Ada sahillerinde bekliyorum
Her zaman yollarını gözlüyorum
Seni senden güzelim istiyorum
Beni şad et Şadiye başın için

İstanbul’un Süreyya, Florya, Caddebostan, Tarabya ve daha nice güzel plajlarının temiz ve nezih devrine yetişemedim. Büyükbabam Refik Halid Karay’ın yazılarında anlattığı, ıstakozlu sandviçler yenilen İstanbul plajlarını da göremedim. Halbuki annemin halaları gibi, gece mehtapta arkadaşlarımla denize girmeye gitmeyi ya da rahmetli Ercüment Hocam’ın Anadolu Hisarı’nda yalı kiralayan ve denize yalının ikinci katından atlamayı seven anneannesine eşlik etmeyi, annesi Şadiye Hanım gibi, yalının önünden geçen balıkçılardan bir liraya kılıç balığı almayı ne çok isterdim! İstanbul kıyılarında sefaya yetişemesem de, birkaç kulaç ötesinin ve Marmara Denizi’nin henüz tertemiz, şıkır şıkır olduğu zamana yetiştim ve yüzmeyi Boğaz’da öğrendim. Marmara’nın artık müsilajdı, ağır metaldi diye yiyemediğimiz nefis midyesinden, istiridyesinden bol bol yedim.

Önceleri Tarabya’da duran teknemiz ile Büyükliman ve Poyrazköy’e giderdik. Büyükliman, adına tezat küçücük bir koydu. Altın rengi kumu, pırıl pırıl suyu ve denize dik inen kayaları sevmeyi burada öğrendim. Poyrazköy açıklarının derin lacivert sularında denize sevdalandım. Sonraları Fenerbahçe’de duran, adını benim koyduğum “Balıkçı” teknemiz ile Adalar’a giderdik. Çam ağaçlarının denize değdiği, her köşesinin nice tablolarda, güftelerde yaşamaya devam ettiği, İstanbul’un inci kolyesi Adalar’a. Büyükbabam da Adalar’a sıklıkla gidermiş, babam da ve ben de… Başka bir yazı konusu olacak kadar keyifli, zevkli, renkli zamanlar…

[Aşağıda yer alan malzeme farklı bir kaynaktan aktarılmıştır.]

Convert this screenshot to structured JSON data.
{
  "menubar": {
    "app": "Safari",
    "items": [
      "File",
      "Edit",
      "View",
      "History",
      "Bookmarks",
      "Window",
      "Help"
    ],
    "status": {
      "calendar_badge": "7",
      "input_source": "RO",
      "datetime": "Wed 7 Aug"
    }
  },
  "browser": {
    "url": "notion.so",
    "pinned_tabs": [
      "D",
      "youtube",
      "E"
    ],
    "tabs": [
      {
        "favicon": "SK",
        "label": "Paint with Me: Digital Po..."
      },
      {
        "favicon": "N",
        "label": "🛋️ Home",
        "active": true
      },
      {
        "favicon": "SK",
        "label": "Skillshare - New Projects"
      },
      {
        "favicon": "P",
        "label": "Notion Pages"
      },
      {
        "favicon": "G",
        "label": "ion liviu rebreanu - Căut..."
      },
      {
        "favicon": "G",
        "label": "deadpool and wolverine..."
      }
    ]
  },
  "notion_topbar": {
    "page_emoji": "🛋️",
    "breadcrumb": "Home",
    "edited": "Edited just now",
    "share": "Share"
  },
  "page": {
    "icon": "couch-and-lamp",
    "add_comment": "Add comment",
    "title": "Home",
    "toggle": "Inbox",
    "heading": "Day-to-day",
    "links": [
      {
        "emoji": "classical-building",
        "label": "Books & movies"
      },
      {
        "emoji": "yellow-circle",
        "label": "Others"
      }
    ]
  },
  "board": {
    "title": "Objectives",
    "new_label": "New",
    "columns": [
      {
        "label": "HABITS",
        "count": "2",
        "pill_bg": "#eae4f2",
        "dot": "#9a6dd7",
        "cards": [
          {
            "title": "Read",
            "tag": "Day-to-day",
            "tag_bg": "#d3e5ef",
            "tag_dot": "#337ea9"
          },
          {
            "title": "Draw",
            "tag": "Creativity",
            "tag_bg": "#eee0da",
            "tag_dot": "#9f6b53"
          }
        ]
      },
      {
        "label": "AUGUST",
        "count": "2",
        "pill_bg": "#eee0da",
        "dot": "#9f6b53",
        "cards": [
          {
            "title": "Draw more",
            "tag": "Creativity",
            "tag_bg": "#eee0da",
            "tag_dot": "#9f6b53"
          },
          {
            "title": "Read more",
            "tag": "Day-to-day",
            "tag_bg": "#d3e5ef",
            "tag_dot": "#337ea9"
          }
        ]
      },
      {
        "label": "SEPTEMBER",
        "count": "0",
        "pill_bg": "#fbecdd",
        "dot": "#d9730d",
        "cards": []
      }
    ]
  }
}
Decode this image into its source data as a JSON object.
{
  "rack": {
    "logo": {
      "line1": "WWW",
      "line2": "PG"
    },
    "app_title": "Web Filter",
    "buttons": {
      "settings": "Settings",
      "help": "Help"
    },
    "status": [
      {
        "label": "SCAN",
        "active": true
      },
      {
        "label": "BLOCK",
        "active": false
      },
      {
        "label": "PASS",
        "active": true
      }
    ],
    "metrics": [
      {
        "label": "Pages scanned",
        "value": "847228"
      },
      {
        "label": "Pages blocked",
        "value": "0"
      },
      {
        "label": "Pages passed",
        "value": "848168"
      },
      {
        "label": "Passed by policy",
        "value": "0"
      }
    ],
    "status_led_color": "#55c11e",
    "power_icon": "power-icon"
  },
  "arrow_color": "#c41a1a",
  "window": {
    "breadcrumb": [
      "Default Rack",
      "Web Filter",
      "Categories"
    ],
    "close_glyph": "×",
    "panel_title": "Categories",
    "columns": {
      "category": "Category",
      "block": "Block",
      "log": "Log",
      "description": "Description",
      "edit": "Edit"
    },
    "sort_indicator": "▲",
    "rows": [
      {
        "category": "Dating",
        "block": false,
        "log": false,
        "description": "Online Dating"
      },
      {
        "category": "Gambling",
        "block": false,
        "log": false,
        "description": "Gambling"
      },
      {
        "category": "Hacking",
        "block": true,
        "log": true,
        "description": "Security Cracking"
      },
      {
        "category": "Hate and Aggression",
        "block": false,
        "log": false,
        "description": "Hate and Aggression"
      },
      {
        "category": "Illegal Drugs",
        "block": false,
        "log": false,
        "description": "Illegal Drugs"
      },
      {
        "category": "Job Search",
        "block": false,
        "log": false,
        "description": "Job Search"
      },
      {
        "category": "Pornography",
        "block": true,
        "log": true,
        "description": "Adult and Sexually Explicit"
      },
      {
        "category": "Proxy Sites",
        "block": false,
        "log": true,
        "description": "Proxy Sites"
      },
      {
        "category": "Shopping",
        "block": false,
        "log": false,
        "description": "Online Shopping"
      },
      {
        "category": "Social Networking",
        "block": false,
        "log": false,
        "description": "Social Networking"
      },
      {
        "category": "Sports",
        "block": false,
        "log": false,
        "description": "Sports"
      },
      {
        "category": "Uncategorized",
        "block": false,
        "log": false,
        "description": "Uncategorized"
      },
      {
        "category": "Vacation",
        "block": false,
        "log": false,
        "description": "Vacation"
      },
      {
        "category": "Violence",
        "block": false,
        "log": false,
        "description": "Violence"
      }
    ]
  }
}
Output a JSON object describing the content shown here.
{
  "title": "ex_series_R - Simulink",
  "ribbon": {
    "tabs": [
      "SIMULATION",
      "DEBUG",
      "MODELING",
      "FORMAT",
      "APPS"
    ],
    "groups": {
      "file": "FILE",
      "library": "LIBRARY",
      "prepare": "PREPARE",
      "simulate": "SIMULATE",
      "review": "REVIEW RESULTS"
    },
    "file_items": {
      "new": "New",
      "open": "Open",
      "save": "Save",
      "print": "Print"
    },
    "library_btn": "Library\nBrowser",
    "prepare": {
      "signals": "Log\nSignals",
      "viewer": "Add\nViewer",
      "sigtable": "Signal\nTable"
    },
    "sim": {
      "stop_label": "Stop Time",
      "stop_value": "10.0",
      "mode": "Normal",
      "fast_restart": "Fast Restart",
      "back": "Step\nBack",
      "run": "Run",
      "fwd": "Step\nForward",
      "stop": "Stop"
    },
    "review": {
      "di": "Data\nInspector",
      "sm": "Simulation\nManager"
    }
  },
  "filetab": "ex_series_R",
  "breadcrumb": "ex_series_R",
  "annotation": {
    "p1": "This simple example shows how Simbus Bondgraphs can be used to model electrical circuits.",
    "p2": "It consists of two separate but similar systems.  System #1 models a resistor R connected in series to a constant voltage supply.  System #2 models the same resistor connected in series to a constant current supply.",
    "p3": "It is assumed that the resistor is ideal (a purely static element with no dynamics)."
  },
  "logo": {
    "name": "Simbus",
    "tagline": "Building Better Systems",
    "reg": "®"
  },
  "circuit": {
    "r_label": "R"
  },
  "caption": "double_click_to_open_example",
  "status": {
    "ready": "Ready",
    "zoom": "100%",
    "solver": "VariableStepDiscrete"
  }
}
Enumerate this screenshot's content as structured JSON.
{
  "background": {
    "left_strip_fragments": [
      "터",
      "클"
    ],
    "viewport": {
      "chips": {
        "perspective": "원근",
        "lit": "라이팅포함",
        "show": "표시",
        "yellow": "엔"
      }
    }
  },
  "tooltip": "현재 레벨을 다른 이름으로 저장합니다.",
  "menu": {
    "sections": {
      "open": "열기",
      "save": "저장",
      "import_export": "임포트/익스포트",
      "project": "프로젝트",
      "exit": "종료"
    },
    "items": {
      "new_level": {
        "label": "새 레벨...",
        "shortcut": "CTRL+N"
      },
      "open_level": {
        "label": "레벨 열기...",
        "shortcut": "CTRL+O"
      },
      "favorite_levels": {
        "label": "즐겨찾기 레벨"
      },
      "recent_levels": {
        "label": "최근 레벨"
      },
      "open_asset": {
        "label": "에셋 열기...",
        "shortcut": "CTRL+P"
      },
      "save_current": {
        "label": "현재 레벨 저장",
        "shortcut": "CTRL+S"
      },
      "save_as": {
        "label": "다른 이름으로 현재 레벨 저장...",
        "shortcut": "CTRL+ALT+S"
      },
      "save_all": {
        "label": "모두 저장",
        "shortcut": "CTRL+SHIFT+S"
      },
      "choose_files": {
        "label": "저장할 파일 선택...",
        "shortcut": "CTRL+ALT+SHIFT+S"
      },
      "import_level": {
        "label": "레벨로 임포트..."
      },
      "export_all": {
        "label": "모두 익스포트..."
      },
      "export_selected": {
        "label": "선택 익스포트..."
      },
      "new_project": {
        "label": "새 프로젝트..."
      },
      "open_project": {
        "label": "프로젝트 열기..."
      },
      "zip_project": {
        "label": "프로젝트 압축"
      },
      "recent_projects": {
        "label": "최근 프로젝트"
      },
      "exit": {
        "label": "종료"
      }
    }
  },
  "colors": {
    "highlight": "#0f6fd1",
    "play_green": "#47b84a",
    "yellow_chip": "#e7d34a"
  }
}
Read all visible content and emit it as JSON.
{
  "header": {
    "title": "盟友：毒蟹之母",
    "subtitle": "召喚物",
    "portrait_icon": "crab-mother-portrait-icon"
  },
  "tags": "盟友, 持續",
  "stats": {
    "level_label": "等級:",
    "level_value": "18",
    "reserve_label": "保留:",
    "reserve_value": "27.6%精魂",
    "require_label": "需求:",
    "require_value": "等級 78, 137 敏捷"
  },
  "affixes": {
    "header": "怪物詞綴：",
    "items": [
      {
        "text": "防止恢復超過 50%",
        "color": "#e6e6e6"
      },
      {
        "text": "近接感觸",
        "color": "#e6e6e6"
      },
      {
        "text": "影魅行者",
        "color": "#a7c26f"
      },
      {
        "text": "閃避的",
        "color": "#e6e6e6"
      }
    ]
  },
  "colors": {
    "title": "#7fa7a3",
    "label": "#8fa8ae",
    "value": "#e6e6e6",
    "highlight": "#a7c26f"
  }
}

Benim İstanbul’un küçükken en sevdiğim sayfiyelerinden biri Bayramoğlu idi. Pek çok aile dostumuzun ve akrabamızın bu yeşil mavi yarımadada evleri vardı. Evlerin iskeleleri sakin ve berrak denize uzanırdı. Sokakları dolaşmak botanik kitabı sayfaları arasında gezinmek gibiydi: Nar, Kiraz, Palmiye, Dut, Gül, İğde, Ihlamur….

Peki ya Tuzla? Jön Türklerden Mahir Sait’in kızı, babaannemin kız kardeşi Jale Teyze’min art deco tarzda yapılmış evlerinin ve bahçelerinin güzelliği… Sanırım çocukluğumun en hoş evler ve bahçeler başkenti Tuzla’ydı. Çeşit çeşit güller, hanımeli, çarkıfelek, mercan köşk, akşam sefası, nergislerin süslediği bahçeler…. Mercan Yuvası’nın zarif ahalisi, bronz tenli şık hanımları ve beyefendileri…


Atatürk’ün Çınarcık ziyaretleri

Çınarcık
Marmara Denizli’nin çocukluğumda en güzide sayfiyelerinden biri kuşkusuz Çınarcık’tı. Atatürk’ün de sevdiği ve iki kere ziyaret ettiği, köklü tarihiyle güzel Çınarcık.

Anneannemlerin Mühürdar’da oturduğu apartmandaki komşuları zevkleri, görgüleri birbirlerine benzer insanlardı. O kadar iyi anlaşırlardı ki, yaz tatiline de apartmanca çıkarlar, Çınarcık’a giderlerdi.

 

Aile işletmesi bir pansiyonda birbirlerine bitişik, içlerinde minyatür mutfakları olan odalar tutarlardı. Pansiyonun arka bahçesinde tavuklar ve horozlar vardı. Dedem muzip, neşeli bir insandı. Sabah folluktan topladığı yumurtalardan birini pantolonunun paçasından çıkarıp bana, ‘Bak yumurtladım’ derdi. Ne çok gülerdim.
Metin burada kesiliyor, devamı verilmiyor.